Disponibilità di prodotti di tabacco a buon mercato
L'imposizione della tassazione sul tabacco può essere considerata un mezzo per la riduzione del
consumo. Si è assistito, infatti, sia in Italia sia in altri paesi ad una transitoria riduzione della domanda
dopo l'aumento del prezzo delle sigarette; è opportuno, tuttavia, precisare che solo una piccola parte di exfumatori hanno dichiarato di aver smesso spinti dall'aumento del costo delle sigarette.

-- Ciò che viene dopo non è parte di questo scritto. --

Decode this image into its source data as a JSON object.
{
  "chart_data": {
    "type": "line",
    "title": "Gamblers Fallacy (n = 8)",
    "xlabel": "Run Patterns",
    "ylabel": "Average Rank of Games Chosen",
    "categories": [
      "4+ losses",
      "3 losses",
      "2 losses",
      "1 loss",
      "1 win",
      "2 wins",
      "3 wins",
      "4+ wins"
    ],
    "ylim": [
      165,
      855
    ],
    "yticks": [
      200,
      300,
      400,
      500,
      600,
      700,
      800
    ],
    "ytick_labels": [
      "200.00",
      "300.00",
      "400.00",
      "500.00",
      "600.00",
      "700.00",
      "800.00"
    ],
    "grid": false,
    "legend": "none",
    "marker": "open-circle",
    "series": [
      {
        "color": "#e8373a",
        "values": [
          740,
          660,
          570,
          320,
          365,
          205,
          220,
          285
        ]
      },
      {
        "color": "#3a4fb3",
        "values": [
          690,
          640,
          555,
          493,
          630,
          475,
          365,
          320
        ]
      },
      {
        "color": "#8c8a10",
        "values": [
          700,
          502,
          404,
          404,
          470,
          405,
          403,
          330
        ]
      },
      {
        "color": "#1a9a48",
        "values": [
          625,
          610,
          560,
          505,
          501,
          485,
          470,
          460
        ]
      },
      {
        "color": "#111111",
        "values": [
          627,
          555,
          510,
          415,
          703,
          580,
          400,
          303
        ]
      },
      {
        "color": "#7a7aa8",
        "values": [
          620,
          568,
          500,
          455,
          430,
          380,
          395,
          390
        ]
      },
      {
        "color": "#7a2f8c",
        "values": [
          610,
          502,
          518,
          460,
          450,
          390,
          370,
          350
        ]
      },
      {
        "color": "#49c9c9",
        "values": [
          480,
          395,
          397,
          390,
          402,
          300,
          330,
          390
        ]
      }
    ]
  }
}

Nel nostro Paese (Legge 18 gennaio 1994, n. 50) al fine di contrastare la disponibilità di prodotti a
basso costo, è punita non solo la vendita, ma anche l'acquisto dei prodotti di contrabbando; le ditte
produttrici, inoltre, sono considerate responsabili della destinazione del prodotto, il quale deve essere
identificabile attraverso un sistema di riconoscimento. Ai soggetti sorpresi ad acquistare sigarette o altri
tabacchi lavorati esteri di contrabbando, infine, oltre alle sanzioni penali è irrogata anche una sanzione
amministrativa di lire centomila.
Educazione-informazione
Il DPR 309/90 (Testo unico delle leggi in materia di disciplina degli stupefacenti e sostanze
psicotrope, prevenzione, cura e riabilitazione degli stati di tossicodipendenza) stabilisce (artt. 104,
105,106) che il Ministero della Pubblica Istruzione svolga attività di educazione alla salute e di
informazione sui danni derivanti dall'alcoolismo, dal tabagismo, dall'uso di sostanze stupefacenti o
psicotrope. I suddetti obiettivi sono perseguiti attraverso l'organizzazione di corsi di studio per gli
insegnanti e attraverso l'attività dei centri di informazione e consulenza (CIC), istituiti nelle scuole
secondarie superiori, in collaborazione con operatori delle unità sanitarie locali.
L'art. 107 stabilisce, inoltre, attività di formazione e informazione promosse dal Ministero della
Difesa. Attraverso tali strumenti i giovani dovrebbero essere informati anche sul problema “fumo” e sulle
sue implicazioni nei confronti della salute.